В следующий раз Коняев принес ей три-четыре брошюрки, отпечатанные на гектографе, а через неделю Демертша возвратила их ему и сказала, щуря близорукие глаза:

— Это не то. Это не стоит переписывать… Впрочем, и печатать тоже не стоит. Тут все о вещах. Но прекрасных вещей в жизни очень мало. То, что прекрасно, доступно всем: небо, солнце, звезды. Ну, что, например, я хотела бы взять себе из тех вещей, которые есть в домах в Темьяне? Ничего! Прекрасное и ценное нужно еще создать, и затем уже думать о том, как его распределить между людьми. А тут — она указала на брошюры, — заботятся о распределении, тогда как нéчего еще распределять: еще ничегó не создано.

Коняев ей не возражал. Прощаясь, она сказала ему:

— Конечно, я не права. У всякого свое, что он хочет переписывать, и надо только, чтоб оно у него было.

Пожары еще обвивали Темьян огненным кольцом, как случилось то, к наступлению чего все отнесли Тришачихины вещанья:

— Быти вскоре!

Была объявлена война.

Темьян загудел торжественным звоном, воинскими сигналами, командными криками на соборной площади, учащенными свистками паровозов и пароходов.

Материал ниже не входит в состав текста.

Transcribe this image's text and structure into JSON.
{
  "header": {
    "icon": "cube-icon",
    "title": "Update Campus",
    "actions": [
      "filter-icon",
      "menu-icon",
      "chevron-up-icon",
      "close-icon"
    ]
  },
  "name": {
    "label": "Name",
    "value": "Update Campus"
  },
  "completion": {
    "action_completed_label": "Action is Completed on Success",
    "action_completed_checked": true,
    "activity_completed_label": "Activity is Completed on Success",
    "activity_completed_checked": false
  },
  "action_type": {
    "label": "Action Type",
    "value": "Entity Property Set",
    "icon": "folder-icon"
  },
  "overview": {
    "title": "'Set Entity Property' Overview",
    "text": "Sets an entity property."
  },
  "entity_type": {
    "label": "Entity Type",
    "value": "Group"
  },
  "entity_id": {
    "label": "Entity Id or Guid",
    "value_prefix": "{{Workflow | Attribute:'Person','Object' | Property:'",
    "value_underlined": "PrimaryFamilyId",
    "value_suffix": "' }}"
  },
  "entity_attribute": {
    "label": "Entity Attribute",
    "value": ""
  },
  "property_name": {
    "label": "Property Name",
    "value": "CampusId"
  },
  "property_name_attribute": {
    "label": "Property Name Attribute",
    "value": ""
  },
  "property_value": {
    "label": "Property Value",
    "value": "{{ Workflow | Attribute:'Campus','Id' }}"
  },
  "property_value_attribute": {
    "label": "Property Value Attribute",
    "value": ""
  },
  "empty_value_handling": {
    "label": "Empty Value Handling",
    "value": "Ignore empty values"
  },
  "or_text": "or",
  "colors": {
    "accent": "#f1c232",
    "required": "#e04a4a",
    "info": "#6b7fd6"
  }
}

У Тришачихи, торжественной и строгой, не переставая, раздавался бабий вой. Утешать — ей не хватало уже слов. Она пекла пресные хлебцы, резала их треугольниками и подавала плачущим женщинам. Положив ломтик на стол под образа, она щепотью солила ломтик из деревянной солоницы с красным крестом и приговаривала: — Во имя Отца и Сына и Святого Духа. Как эта соль хлеб белый солонит и крепит, так и тело белое раба Божия — имярек — да осолится от всякой порчи, от пули и штыка, на крепость укрепится, на радость возвратится. Аминь.